Ana Sanz, CEO y fundadora de ConecTEA

«Muy común en las personas con TEA es la hiperacusia. Un término utilizado para describir la respuesta negativa y / o exagerada a los estímulos ambientales que ocurren dentro de las vías auditivas. Las personas con hiperacusia tienen una mayor sensibilidad a la entrada auditiva y durante los estudios realizados comentan el haber experimentado información auditiva a niveles insoportablemente altos», aseguran en su web.

Por ello, esta fundación situada en San Sebastián de los Reyes ha elaborado SonusTEA, en el que se dan estrategias para minimizar el impacto de estos ruidos. https://www.fundacionconectea.org/2019/12/18/el-ruido-y-el-autismo-companeros-de-viaje-en-el-tea/

Además, da tres claves ante la pirotecnia:

 

  • Anticipar lo que va a ocurrir. Anticipar cuando y dónde se van a producir estos ruidos con apoyos visuales, con pictogramas o con historias sociales.
  • Uso de cascos: si se va a acudir a estos eventos, usar protectores auditivos que rebajen el nivel de presión acústica.
  • Alejamiento: Si sucede de manera no esperada, alejarse de la fuente de ruido.
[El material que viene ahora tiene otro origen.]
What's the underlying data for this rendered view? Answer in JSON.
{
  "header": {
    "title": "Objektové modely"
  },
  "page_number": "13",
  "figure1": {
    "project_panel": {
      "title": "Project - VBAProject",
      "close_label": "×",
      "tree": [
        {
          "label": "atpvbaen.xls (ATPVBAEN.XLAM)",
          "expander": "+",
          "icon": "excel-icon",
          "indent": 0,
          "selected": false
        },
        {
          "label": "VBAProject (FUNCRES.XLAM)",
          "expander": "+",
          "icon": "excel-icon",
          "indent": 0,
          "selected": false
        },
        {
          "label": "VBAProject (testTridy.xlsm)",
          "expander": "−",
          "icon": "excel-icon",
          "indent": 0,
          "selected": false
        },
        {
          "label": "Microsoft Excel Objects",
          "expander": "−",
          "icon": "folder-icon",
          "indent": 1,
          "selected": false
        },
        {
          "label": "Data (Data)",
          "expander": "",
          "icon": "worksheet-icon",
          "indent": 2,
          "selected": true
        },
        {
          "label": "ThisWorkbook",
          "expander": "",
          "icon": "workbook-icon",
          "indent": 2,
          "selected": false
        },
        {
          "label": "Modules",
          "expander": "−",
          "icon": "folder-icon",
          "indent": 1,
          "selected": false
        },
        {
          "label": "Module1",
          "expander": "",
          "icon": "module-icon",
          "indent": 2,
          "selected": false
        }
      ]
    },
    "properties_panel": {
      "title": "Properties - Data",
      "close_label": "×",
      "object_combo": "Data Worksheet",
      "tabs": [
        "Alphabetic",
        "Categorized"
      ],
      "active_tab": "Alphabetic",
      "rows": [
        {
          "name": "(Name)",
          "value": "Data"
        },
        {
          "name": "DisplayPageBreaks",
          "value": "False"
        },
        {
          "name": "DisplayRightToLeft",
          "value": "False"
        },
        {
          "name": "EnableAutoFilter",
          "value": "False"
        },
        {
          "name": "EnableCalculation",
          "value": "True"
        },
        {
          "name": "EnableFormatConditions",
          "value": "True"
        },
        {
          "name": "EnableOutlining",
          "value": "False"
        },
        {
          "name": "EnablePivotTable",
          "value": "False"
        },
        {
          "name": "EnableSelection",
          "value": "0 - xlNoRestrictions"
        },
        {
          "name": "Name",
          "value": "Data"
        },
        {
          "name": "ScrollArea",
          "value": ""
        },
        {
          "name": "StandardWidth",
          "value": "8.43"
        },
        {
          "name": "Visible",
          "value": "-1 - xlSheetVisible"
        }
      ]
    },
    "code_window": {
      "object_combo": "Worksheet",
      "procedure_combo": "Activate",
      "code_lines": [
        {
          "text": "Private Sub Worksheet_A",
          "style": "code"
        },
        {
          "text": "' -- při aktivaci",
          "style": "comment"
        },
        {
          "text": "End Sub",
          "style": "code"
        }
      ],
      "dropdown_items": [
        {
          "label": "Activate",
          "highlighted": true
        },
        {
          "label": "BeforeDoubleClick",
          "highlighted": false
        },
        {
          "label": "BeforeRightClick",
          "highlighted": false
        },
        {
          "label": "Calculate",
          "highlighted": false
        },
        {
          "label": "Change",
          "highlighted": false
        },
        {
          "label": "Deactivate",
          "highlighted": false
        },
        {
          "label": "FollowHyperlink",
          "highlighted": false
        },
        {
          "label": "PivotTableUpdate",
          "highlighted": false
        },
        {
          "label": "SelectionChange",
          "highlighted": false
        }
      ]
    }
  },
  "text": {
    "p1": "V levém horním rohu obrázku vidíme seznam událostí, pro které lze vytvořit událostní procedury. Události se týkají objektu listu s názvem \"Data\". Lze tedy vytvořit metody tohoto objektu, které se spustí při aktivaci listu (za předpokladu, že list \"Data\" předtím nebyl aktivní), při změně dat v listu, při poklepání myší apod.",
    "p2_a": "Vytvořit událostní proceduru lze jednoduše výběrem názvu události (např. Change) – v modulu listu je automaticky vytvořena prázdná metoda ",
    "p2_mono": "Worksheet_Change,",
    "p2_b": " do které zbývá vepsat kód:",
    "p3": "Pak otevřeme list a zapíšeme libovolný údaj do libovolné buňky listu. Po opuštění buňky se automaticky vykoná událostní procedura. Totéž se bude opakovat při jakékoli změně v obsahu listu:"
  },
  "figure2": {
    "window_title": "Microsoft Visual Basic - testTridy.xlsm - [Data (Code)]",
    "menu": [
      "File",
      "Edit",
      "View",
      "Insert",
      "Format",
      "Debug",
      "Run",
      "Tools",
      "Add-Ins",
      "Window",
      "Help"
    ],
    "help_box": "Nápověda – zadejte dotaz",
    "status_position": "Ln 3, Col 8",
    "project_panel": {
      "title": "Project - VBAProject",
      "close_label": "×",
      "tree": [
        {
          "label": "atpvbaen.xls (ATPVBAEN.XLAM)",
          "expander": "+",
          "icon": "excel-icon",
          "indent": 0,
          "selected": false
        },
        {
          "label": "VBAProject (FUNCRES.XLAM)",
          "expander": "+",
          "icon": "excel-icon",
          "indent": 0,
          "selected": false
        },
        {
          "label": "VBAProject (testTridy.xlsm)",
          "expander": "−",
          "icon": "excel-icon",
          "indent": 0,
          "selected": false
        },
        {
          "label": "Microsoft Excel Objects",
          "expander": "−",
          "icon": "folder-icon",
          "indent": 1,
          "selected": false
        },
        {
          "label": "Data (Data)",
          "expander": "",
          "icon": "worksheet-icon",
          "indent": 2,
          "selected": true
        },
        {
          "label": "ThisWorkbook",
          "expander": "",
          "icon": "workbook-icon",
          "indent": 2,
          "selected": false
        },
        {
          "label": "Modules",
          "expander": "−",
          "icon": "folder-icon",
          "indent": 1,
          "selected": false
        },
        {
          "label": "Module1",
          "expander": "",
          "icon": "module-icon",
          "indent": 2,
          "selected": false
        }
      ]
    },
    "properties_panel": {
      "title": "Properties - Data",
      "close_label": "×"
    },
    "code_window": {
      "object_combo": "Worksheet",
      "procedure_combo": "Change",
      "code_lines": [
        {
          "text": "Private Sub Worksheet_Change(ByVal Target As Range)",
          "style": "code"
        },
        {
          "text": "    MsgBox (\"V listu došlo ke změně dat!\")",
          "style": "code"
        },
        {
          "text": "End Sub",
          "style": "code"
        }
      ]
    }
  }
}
«Tanto familias como profesionales e incluso las administraciones deben ser conscientes de la influencia de los niveles de presión acústica que se producen en el ambiente en donde se mueve la persona con autismo, así como la presencia de las diferentes fuentes de ruido. Es decir, ruidos de 120dB o superiores son dañinos para toda la población, y especialmente para las personas con TEA, ya que detectan antes estos sonidos (discriminan antes el tono, podríamos decir que antes los perciben) y que no toleran bien los sonidos no habituales, causándoles estrés y ansiedad», señalan en la web.